今の時代、教育を受けられず文字が書けないということはあまりないと思いますが、普段字をうまく書くのが苦手な人が、心を込めて丁寧に書くだけでも気持ちは伝わるはずです。
手紙により、支えてくれた母の愛情を思い出させる
英世が帰国したのは手紙を受け取ってから3年後でしたが、母の思いが伝わったからこそ再会を果たせたのだと思います。
英世が日本に滞在した2ヵ月間、恩師や母と講演旅行に出かけ、周りの人が感動してしまうほどの親孝行をしたそうです。

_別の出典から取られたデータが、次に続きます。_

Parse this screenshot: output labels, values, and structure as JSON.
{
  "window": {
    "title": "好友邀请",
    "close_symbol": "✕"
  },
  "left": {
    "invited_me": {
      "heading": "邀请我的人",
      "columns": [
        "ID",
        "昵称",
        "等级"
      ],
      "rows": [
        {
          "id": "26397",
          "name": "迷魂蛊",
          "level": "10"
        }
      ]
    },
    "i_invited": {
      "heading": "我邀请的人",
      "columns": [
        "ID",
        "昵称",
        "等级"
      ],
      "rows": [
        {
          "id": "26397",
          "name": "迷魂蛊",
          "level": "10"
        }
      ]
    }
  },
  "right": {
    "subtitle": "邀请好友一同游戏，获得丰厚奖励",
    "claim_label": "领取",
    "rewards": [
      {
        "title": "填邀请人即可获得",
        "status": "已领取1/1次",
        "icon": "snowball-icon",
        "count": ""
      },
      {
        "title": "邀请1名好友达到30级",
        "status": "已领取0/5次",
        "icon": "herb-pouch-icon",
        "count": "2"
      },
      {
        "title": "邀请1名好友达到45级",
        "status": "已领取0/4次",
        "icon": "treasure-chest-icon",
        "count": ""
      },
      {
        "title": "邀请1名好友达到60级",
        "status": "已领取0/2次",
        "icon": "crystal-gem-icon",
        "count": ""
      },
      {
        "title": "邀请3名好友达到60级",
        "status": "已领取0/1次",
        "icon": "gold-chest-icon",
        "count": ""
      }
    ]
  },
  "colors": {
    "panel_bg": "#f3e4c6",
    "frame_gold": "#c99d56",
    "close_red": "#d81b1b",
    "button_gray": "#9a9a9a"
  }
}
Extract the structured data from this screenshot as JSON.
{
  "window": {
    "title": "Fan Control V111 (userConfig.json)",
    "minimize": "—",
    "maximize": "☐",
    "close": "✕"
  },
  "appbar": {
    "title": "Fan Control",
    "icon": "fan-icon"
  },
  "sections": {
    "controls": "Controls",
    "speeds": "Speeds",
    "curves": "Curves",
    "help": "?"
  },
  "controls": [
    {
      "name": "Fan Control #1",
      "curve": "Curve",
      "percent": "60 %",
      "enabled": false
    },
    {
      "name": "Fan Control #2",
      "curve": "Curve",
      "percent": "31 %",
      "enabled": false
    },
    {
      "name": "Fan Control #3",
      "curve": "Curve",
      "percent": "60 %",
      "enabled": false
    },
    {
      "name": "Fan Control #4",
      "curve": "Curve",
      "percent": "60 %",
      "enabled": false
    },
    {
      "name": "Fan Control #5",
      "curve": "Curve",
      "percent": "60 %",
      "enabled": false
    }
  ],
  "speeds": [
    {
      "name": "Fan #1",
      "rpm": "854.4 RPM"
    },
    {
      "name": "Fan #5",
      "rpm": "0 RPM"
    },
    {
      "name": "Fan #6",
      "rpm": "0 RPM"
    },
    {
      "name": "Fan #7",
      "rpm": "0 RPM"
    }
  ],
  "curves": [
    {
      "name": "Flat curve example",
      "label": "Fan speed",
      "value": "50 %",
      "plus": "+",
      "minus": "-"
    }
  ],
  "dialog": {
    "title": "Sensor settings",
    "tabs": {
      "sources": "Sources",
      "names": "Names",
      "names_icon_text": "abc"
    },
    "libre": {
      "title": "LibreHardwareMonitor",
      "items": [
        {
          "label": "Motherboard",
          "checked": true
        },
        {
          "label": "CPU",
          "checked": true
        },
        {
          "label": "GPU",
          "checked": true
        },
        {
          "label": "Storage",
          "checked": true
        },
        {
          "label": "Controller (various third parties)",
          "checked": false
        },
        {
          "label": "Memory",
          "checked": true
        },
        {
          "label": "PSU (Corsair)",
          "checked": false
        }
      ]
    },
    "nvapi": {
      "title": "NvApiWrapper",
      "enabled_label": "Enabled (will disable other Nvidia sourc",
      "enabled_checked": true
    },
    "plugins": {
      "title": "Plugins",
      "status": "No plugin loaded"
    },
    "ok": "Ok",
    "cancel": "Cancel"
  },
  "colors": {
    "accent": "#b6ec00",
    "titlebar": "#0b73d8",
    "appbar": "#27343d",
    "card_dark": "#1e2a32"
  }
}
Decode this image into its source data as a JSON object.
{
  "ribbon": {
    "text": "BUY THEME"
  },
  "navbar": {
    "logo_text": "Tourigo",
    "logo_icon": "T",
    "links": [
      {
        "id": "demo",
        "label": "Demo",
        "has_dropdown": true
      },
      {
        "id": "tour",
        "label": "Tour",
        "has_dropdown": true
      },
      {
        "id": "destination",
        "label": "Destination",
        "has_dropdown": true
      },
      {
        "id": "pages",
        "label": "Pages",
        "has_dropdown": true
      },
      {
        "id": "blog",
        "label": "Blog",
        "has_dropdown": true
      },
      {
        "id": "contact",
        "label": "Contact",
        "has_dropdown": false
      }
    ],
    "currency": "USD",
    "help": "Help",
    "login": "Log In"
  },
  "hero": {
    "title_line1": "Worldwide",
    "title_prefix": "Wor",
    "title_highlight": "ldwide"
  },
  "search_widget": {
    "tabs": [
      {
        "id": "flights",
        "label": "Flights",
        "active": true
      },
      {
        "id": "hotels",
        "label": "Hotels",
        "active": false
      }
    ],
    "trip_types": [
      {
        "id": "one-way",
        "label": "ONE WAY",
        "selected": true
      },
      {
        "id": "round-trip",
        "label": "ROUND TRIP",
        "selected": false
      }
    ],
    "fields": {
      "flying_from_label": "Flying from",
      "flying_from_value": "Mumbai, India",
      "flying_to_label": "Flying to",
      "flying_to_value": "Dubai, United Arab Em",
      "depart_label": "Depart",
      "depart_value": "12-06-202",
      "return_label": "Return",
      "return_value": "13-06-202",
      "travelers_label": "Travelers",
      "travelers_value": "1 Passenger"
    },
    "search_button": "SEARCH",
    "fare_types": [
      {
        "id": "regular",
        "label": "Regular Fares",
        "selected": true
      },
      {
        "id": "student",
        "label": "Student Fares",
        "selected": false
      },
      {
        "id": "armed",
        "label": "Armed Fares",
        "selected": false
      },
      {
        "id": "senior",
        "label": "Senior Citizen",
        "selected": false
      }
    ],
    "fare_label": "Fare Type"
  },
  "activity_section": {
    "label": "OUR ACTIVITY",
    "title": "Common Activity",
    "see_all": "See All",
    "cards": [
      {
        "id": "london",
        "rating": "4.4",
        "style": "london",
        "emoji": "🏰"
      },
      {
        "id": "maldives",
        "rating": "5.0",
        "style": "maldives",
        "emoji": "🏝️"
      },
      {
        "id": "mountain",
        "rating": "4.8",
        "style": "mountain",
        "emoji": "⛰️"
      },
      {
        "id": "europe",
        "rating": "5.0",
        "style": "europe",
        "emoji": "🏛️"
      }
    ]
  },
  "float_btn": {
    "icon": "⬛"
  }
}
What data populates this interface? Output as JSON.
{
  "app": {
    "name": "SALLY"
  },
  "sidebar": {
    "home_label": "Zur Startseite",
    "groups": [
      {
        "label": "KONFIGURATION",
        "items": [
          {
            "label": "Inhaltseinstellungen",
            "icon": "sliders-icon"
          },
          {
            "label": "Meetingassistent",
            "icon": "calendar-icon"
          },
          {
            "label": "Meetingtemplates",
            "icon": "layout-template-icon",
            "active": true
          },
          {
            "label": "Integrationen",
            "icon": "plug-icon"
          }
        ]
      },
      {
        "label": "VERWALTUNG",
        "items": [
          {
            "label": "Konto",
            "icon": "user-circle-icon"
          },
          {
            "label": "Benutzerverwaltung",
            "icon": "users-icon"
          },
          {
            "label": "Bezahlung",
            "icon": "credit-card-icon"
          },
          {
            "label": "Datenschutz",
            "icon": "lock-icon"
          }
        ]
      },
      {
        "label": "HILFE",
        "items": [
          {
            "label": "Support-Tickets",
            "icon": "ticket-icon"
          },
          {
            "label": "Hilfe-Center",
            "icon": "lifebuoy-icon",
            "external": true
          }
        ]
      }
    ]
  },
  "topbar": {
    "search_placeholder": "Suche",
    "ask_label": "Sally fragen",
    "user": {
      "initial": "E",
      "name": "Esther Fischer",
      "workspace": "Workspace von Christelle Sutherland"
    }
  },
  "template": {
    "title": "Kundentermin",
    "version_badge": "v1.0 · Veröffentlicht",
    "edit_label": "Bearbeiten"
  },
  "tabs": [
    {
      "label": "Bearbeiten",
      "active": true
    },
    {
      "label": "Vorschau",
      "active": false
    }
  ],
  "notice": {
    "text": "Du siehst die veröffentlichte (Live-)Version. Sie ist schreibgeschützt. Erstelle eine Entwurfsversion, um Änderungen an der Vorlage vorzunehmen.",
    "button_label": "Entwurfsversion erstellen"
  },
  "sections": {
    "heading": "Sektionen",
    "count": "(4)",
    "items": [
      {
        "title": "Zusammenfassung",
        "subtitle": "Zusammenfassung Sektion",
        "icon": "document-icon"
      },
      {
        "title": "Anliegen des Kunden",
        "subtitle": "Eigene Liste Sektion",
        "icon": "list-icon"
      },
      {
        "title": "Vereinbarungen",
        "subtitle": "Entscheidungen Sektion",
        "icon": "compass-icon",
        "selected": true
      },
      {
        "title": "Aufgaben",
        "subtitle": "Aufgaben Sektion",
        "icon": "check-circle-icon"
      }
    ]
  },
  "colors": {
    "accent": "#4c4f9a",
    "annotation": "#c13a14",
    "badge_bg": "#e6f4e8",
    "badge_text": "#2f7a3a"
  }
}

そのときのことを母シカは「まるでおとぎの国にいるようだ」と語っています。
なかなか会えない人に「お変わりありませんか」と手紙を出すのもいいですね。
「久しぶりに会いたいな」と思ってもらえるかもしれません。
感動する手紙の書き方はテクニックではない
ここまで3つの手紙から、感動する手紙の書き方をご紹介しました。
- 花嫁が両親に宛てた手紙
- 芥川龍之介が書いた恋文
- 野口英世の母が息子に宛てた手紙
- 情景が頭に浮かぶようなエピソードを書く
- 普段、言えないことや、直接伝えられない気持ちを書く
- 相手を思う気持ちを素直に書く
- 飾らない、自分の言葉で書く
- 心を込めて、丁寧な字で書く
相手の心を動かす手紙は、文章をうまく書く技術など必要ないことがわかりますね。
つたない文章でも、心をこめて書いたと相手に伝わることが大事です。
大切な人を心に思い浮かべて、あなたの伝えたい思いを手紙に書いてみませんか?
最後までお読みいただきありがとうございました。